The ability to work harder than the rest separates the stalwarts from their fair-weathered counterparts. Bourdain famously said, “if anything is good for pounding humility into you permanently, it’s the restaurant business”. When I asked Chris Upton why he thinks O’Connell Street is still so successful he said that its success “can be attributed to consistency. There is no secret to this — just hard work.” Jeremy Turner said that Kate Fay (head chef, Cibo) “is a true star, her skill and work ethic is second to none, only a few could match.”
Passion propels them ahead of the rest too. When you’re in the company of hospitality folk that really love their work, it’s contagious and cool, and it makes you wish you worked there too. If you’re to be this good, for this long — passion is a prerequisite. Staff are on the right kind of high; addicted to the endless pursuit of getting all the moving parts just right, making a difference to their diners’ day, or treating all our senses. At Cibo, they speak of a sixth sense, and they’re ‘on it all day every day.’
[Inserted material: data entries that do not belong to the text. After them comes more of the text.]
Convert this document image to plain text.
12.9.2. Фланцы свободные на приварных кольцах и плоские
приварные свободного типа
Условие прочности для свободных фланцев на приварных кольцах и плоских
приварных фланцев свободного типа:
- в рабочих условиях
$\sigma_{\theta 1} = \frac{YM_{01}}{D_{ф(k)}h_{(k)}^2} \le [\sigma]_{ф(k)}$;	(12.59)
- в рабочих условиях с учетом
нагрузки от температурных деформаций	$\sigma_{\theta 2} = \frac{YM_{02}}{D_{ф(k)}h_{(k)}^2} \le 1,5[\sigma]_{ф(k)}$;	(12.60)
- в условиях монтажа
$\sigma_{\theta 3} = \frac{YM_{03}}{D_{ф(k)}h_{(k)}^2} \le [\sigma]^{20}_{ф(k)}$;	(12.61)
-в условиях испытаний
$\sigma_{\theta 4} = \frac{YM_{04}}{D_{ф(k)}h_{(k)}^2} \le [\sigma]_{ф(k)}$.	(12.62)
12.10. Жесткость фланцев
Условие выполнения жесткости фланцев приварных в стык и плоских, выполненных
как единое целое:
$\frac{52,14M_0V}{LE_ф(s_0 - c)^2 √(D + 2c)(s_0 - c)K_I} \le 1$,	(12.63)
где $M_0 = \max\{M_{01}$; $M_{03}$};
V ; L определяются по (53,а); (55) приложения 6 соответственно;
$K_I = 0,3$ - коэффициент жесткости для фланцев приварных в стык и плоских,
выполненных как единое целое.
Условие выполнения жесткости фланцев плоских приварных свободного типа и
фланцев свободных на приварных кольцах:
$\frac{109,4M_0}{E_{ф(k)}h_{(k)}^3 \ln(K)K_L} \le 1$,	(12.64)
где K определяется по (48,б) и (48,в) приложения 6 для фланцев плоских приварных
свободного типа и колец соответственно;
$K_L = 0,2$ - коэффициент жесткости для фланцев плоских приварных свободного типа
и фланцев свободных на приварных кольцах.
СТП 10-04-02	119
I’ve had a crack at the magic potion for stalwart success: A couple of decades of consistent operations, a dash of unique character, ’staying in your lane’ every single day, and a pinch of je ne sais quoi. I’m not convinced that’s all of it though… perhaps Anthony Bourdain surmises it better: “The best meal in the world, the perfect meal, is very rarely the most sophisticated or expensive one. I know how important factors other than technique or rare ingredients can be in the real business of making magic happen at the dinner table. Context and memory play powerful roles in all the truly great meals in one’s life.” I think I’ll leave it to the experts.